2. The limiter circuit of the claim 1, wherein output signals are provided from a collector of the first transistor and a collector of the second transistor.

3. The limiter circuit of the claim 1, wherein an output signal is provided from a collector of the first transistor or a collector of the second transistor.

4. The limiter circuit of the claim 1, wherein a bias voltage of the first differential amplifier and a bias voltage of the second differential amplifier are made equal.

5. The limiter circuit of the claim 1, wherein a limit level is changed by changing a current value of the first current source and a current value of the second current source.

6. The limiter circuit of the claim 1, wherein the input signal applied to the first terminal of the first differential amplifier is an output signal of a sawtoothwave generation circuit.

7. A limiter circuit comprising: a first differential amplifier to a first input terminal of which an input signal is applied; a first transistor to a base of which an output of the first differential amplifier is applied; a first feedback path connected between an emitter of the first transistor and a second input terminal of the first differential amplifier; a first resistance connected to a collector of the first transistor; a second differential amplifier to a first input terminal of which a bias voltage is applied; a second transistor to a base of which an output of the second differential amplifier is applied; a second feedback path connected between an emitter of the second transistor and a second input terminal of the second differential amplifier; a second resistance connected to a collector of the second transistor; and a third resistance connected between the emitter of the first transistor and the emitter of the second transistor, wherein output signals are provided from the collector of the first transistor and the collector of the second transistor.

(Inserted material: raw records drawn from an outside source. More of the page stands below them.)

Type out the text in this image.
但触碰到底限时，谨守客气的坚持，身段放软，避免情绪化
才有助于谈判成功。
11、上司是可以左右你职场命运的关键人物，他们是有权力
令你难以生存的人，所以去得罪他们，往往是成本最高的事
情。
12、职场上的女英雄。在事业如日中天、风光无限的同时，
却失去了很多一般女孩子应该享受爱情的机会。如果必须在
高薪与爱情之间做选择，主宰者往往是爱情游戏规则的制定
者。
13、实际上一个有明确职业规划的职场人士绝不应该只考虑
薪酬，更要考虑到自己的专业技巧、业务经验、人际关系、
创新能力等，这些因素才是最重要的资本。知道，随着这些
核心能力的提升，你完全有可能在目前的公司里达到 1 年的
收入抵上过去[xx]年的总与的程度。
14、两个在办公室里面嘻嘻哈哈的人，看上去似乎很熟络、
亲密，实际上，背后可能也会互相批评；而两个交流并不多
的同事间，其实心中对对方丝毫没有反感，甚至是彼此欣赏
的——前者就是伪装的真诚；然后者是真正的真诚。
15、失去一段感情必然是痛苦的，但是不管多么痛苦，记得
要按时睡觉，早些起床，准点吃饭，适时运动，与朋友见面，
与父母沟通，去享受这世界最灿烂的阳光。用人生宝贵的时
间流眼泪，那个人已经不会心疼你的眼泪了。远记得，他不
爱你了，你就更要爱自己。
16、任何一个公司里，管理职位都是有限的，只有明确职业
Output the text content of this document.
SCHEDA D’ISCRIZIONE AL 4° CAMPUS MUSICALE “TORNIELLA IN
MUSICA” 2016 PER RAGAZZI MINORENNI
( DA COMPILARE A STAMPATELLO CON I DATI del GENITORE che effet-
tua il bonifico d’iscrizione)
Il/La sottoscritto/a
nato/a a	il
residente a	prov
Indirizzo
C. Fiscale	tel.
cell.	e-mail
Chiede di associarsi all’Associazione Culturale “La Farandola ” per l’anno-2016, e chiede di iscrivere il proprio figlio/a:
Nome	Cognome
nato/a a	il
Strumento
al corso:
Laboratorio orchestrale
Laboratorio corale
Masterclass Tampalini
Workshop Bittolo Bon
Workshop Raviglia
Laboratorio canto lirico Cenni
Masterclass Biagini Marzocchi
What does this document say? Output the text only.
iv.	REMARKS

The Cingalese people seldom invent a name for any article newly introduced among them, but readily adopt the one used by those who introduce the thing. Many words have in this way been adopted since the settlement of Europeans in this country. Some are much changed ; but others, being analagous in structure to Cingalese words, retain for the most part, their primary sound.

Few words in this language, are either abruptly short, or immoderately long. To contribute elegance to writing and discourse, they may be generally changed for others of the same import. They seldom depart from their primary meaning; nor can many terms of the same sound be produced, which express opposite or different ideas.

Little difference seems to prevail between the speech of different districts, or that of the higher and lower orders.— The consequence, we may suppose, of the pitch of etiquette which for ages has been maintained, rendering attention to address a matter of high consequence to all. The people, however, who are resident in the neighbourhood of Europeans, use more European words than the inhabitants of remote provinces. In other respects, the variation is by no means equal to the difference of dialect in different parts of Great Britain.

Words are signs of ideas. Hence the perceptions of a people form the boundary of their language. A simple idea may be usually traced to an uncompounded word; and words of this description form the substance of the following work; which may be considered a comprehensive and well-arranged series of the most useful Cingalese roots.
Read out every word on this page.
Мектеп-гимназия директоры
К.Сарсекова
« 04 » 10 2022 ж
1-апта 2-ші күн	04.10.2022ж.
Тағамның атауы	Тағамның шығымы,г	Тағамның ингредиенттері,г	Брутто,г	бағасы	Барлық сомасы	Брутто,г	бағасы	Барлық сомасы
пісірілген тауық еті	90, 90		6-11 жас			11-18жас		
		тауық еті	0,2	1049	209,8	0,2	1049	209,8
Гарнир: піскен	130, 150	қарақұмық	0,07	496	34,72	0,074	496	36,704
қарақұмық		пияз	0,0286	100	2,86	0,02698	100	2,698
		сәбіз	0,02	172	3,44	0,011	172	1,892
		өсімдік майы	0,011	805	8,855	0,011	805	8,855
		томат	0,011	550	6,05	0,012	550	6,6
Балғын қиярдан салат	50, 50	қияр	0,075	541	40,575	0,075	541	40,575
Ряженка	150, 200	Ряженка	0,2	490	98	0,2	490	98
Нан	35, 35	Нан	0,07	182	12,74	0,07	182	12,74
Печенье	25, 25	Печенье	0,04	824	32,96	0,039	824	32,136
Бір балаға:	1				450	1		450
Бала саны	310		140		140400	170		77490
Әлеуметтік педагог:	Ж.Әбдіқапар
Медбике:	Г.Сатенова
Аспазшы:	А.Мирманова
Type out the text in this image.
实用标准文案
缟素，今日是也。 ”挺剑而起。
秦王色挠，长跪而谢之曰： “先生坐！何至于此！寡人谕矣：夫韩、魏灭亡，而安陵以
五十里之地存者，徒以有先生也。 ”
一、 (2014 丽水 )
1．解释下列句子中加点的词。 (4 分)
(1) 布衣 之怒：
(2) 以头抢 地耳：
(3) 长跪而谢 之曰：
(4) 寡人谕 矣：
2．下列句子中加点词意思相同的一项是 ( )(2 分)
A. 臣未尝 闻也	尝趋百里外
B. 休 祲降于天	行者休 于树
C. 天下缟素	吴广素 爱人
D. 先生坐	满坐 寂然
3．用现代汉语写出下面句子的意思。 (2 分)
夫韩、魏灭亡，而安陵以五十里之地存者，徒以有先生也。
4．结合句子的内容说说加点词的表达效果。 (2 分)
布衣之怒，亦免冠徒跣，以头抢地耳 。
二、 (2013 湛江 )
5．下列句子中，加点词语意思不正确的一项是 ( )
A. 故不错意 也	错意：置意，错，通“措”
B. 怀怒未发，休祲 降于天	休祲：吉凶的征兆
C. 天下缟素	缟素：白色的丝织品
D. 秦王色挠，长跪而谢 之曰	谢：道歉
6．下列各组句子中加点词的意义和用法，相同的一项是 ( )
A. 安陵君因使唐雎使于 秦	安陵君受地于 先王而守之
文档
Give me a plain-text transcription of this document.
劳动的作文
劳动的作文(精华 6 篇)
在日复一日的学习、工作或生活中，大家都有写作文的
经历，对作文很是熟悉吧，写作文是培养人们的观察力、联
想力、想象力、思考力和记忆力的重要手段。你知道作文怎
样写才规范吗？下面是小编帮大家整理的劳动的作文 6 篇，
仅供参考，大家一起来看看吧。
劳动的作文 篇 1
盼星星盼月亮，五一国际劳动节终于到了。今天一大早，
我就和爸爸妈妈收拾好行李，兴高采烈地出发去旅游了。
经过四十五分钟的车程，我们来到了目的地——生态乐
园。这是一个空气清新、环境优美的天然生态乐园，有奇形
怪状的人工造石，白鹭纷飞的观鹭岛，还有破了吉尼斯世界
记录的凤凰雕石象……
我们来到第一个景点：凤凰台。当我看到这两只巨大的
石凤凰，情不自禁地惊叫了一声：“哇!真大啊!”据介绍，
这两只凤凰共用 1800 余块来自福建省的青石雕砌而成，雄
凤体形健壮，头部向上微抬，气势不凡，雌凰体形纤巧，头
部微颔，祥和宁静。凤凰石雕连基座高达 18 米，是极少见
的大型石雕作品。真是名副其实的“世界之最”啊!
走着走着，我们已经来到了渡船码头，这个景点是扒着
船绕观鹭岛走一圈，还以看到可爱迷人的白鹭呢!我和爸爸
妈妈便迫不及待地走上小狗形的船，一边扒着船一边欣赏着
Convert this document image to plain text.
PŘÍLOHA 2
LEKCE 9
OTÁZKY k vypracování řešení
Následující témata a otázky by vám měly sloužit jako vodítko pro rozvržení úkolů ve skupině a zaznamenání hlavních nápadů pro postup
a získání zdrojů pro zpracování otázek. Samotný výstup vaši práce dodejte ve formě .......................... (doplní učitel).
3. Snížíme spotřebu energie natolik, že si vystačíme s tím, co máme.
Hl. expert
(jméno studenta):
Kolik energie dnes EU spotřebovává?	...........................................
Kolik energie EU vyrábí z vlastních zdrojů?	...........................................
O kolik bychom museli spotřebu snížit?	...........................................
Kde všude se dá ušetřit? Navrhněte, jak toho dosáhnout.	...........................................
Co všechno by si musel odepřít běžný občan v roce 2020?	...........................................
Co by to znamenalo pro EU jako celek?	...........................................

8. A limiter circuit comprising: a first transistor means for providing a first emitter current; a first amplifying means for applying an output voltage of which to a base of the first transistor means so that an emitter voltage of the first transistor means and an input signal applied to a first terminal of which are made equal; a first current source means for providing the first emitter current of the first transistor means; a second transistor means for providing a second emitter current; a second amplifying means for applying an output voltage of which to a base of the second transistor means so that an emitter voltage of the second transistor means and a bias voltage applied to a first terminal of which are made equal; a second current source means for providing the second emitter current of the second transistor means; and a current generation means for generating a current in response to a voltage difference between the emitter of the first transistor means and the emitter of the first transistor means.